Initialization Routines

Question

Initialization Routines

cicdw opened this issue 7 years ago · comments

An all-too-often ignored side of optimization is the initialization; there is a lot of research out there suggesting that for both convex (and even more so for non-convex) optimization problems, a large amount of work can be saved by initializing algorithms at clever starting values.

Currently we are initializing all algorithms with the 0 vector. Once the API (#11) is sorted out, we should have multiple options for how to initialize, including (but not limited to):

random Gaussian initializations
running some other, faster algorithm at a very low tolerance (ex: initialization Newton with the output of gradient descent set at a very low tolerance setting)
outputs of previous runs (will be built into a refit method, to be raised in a future issue)
more interesting but academically well-grounded ideas

cc: @mpancia

Matthew Pancia · Answer 1 · Sat Mar 18 2017 05:11:00 GMT+0800 (China Standard Time)

As we discussed earlier, I think this is a really cool idea, and I'm glad to be part of the discussion.

As a novice to this (and for the purposes of furthering a discussion), do you know any good surveys of what the academically well-grounded things look like and/or some higher-level discussions of the benefits of Smart Initialization™?

Chris White · Answer 2 · Tue Mar 21 2017 01:08:31 GMT+0800 (China Standard Time)
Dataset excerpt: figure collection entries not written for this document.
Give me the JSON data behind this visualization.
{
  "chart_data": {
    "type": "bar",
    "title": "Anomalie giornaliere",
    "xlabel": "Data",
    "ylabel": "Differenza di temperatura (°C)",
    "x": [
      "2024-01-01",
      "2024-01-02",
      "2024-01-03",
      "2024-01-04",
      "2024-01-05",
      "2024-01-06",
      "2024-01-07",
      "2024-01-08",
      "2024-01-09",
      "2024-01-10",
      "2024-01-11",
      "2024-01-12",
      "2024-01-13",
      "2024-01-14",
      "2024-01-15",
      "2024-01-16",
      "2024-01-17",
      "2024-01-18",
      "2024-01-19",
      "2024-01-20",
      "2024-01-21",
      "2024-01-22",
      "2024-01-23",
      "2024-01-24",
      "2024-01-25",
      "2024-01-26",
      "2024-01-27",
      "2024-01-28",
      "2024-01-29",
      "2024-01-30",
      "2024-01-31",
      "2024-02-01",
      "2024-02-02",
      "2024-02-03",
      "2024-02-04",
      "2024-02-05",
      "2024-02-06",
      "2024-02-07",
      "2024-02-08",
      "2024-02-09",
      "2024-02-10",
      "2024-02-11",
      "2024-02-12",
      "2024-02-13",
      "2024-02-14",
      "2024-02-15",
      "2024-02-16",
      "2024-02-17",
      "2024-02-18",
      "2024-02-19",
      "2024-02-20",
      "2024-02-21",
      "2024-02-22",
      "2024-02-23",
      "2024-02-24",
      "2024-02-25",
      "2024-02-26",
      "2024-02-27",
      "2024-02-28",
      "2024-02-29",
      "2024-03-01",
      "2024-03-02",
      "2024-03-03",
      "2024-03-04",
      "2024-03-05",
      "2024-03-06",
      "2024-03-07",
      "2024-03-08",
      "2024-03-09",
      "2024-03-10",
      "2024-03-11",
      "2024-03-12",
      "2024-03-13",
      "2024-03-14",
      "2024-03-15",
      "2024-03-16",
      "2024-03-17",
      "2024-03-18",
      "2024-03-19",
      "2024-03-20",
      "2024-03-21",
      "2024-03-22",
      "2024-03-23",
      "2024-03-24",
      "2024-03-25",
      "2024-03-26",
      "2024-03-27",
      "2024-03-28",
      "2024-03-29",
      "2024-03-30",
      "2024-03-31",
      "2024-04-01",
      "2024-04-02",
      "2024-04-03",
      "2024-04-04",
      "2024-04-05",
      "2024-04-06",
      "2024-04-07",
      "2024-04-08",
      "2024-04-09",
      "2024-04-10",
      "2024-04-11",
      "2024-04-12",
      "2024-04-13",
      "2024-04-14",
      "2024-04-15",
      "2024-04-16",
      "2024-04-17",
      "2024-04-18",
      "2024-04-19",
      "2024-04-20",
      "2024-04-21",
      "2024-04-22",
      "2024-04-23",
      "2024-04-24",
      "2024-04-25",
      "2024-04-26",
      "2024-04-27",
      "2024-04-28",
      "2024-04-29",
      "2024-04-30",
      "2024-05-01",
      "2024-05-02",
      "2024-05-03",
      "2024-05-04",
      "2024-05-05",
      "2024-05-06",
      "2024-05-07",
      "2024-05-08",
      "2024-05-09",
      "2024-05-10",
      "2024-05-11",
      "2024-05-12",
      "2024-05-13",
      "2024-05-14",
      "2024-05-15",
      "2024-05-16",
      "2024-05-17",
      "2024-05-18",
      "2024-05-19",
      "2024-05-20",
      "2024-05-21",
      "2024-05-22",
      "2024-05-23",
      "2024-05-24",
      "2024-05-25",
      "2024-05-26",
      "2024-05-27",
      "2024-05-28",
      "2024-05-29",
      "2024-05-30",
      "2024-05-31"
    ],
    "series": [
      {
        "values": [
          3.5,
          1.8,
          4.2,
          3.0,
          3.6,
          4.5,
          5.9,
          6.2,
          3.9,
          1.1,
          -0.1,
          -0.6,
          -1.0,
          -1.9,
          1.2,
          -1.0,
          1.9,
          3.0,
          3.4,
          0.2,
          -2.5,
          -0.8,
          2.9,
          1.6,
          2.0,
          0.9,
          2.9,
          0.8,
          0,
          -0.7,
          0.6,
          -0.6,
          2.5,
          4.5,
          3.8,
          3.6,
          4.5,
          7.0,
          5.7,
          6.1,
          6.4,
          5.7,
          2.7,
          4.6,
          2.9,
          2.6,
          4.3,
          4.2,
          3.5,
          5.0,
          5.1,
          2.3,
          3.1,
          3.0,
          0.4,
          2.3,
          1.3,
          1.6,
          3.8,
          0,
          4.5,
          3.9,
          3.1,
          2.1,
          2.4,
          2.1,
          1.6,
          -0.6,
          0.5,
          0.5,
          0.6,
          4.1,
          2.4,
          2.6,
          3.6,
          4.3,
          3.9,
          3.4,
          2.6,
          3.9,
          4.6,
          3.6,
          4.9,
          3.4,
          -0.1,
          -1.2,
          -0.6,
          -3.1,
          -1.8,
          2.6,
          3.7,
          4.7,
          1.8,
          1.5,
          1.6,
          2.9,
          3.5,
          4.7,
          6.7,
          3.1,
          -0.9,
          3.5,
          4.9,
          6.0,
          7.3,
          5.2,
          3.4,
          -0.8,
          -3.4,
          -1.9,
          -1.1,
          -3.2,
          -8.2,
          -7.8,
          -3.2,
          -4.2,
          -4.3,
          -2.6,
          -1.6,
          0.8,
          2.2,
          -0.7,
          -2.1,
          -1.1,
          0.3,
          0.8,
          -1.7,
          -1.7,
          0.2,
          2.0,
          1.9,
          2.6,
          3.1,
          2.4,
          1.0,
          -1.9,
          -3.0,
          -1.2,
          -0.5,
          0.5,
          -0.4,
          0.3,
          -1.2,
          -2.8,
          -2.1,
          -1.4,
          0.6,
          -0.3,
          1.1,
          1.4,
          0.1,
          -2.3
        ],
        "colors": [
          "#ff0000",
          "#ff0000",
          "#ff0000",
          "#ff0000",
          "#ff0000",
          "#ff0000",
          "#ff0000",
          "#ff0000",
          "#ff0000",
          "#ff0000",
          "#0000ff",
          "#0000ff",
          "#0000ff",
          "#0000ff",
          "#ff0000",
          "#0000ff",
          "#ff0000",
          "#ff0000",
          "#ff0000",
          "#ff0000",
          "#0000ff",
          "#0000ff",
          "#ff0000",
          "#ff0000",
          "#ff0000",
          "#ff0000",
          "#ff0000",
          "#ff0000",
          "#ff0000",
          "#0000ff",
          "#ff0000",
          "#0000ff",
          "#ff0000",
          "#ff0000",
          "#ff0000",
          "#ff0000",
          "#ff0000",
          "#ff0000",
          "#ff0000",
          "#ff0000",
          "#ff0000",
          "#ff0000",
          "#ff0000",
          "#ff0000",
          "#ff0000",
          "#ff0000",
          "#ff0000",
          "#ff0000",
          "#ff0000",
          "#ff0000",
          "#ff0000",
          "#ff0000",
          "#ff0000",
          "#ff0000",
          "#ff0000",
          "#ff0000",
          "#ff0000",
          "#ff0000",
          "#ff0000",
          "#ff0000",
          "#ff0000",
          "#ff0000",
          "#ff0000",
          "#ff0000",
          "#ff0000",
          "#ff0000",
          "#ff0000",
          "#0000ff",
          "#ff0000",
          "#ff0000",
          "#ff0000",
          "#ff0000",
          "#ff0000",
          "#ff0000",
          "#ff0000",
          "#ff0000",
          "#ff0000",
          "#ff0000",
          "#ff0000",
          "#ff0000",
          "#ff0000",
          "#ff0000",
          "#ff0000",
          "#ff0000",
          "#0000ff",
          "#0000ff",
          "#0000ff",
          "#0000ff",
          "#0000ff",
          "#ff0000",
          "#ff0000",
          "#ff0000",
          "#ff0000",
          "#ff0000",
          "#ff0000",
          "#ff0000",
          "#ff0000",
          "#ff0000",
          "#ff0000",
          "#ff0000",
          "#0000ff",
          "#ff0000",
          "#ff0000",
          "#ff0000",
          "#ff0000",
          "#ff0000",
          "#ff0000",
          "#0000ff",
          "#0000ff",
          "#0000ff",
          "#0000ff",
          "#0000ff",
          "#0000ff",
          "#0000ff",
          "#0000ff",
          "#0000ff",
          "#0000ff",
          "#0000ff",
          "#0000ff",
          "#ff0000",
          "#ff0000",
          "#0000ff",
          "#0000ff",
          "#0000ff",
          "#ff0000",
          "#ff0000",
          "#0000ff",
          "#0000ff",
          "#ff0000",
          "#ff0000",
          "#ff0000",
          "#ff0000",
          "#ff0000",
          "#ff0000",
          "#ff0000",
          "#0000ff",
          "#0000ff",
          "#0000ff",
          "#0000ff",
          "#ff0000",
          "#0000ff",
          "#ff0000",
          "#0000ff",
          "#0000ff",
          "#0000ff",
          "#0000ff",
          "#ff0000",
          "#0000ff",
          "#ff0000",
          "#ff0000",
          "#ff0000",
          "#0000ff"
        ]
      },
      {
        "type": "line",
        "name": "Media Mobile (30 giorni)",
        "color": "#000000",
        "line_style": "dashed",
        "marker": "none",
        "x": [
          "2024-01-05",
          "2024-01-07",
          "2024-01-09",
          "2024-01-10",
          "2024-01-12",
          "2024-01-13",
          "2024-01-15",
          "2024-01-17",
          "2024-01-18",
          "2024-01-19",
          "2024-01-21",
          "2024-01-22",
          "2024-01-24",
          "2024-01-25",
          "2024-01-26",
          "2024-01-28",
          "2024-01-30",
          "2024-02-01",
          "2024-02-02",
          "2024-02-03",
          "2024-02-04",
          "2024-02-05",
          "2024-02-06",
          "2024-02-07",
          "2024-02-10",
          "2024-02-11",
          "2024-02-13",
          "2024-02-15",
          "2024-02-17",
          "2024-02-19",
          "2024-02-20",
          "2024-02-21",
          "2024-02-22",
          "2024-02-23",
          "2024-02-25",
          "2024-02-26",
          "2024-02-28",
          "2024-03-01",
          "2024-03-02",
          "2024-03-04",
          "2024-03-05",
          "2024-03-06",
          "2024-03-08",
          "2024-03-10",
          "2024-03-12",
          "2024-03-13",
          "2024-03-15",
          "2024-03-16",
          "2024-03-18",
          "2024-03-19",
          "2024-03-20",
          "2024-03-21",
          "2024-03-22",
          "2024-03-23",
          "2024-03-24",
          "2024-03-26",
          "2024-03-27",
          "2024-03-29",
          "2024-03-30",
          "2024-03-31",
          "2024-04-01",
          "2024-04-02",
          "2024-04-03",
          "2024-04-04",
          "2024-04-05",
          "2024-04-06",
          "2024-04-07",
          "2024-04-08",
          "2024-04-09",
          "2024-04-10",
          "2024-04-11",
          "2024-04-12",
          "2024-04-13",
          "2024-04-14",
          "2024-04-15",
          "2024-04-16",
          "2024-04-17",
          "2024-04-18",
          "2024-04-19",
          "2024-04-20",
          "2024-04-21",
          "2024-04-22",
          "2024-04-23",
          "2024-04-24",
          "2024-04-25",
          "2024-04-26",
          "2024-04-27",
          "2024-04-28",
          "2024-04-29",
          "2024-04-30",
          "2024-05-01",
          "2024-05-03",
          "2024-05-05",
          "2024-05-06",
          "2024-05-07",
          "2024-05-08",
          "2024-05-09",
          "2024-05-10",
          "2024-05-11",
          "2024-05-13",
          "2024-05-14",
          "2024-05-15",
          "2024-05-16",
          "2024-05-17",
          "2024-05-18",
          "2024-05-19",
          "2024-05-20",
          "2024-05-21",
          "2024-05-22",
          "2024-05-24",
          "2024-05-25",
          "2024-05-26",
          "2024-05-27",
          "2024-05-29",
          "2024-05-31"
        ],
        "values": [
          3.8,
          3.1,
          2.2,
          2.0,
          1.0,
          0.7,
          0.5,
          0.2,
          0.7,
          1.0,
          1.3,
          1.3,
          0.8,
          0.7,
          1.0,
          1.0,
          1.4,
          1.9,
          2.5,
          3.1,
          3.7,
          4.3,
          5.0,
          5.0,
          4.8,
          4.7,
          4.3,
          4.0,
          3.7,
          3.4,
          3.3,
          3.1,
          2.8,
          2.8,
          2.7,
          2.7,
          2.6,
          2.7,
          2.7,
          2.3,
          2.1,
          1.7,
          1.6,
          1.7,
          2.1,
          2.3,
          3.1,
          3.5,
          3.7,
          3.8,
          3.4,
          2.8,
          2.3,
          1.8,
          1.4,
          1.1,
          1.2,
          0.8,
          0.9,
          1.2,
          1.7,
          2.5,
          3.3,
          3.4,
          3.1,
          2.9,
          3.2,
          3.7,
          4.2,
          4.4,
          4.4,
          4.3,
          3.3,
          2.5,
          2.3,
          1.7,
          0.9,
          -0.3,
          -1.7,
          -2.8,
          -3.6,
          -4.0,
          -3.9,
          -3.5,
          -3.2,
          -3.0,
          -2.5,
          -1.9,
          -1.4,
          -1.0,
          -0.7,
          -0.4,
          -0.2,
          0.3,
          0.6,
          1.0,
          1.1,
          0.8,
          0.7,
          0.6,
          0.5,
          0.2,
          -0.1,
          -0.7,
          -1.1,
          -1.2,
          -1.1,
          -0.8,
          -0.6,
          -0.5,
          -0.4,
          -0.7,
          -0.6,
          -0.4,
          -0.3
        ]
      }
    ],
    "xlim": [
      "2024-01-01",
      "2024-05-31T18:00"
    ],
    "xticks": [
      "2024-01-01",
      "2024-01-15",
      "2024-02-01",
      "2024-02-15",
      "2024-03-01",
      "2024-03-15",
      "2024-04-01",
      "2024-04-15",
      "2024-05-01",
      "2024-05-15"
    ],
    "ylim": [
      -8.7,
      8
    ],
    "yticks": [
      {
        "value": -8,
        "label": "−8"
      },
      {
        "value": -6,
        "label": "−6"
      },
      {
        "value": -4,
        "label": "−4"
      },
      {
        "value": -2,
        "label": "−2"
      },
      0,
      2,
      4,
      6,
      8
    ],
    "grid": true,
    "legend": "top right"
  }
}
No surveys that I know of unfortunately, but here's a list off the top of my head:

I've heard people say you can use the close connection between LDA and Logistic Regression to initialize one with the other (I haven't thought about too much about speed / efficiency trade-offs here)
In the non-convex case, there's the "famous" k-means++
the starting guess for the approximation to the Hessian in BFGS can have significant consequences for the convergence of the algorithm
you can exploit the close connection between W-OLS and Logistic Regression to infer things about variable addition / dropping, which is related to multiple refits (see the Logistic Regression chapter in Elements of Statistical Learning)

Ultimately, I think the biggest bang will come from smart initializations when refitting a model, but I'd like to include at least a little thought on initializations from scratch as well.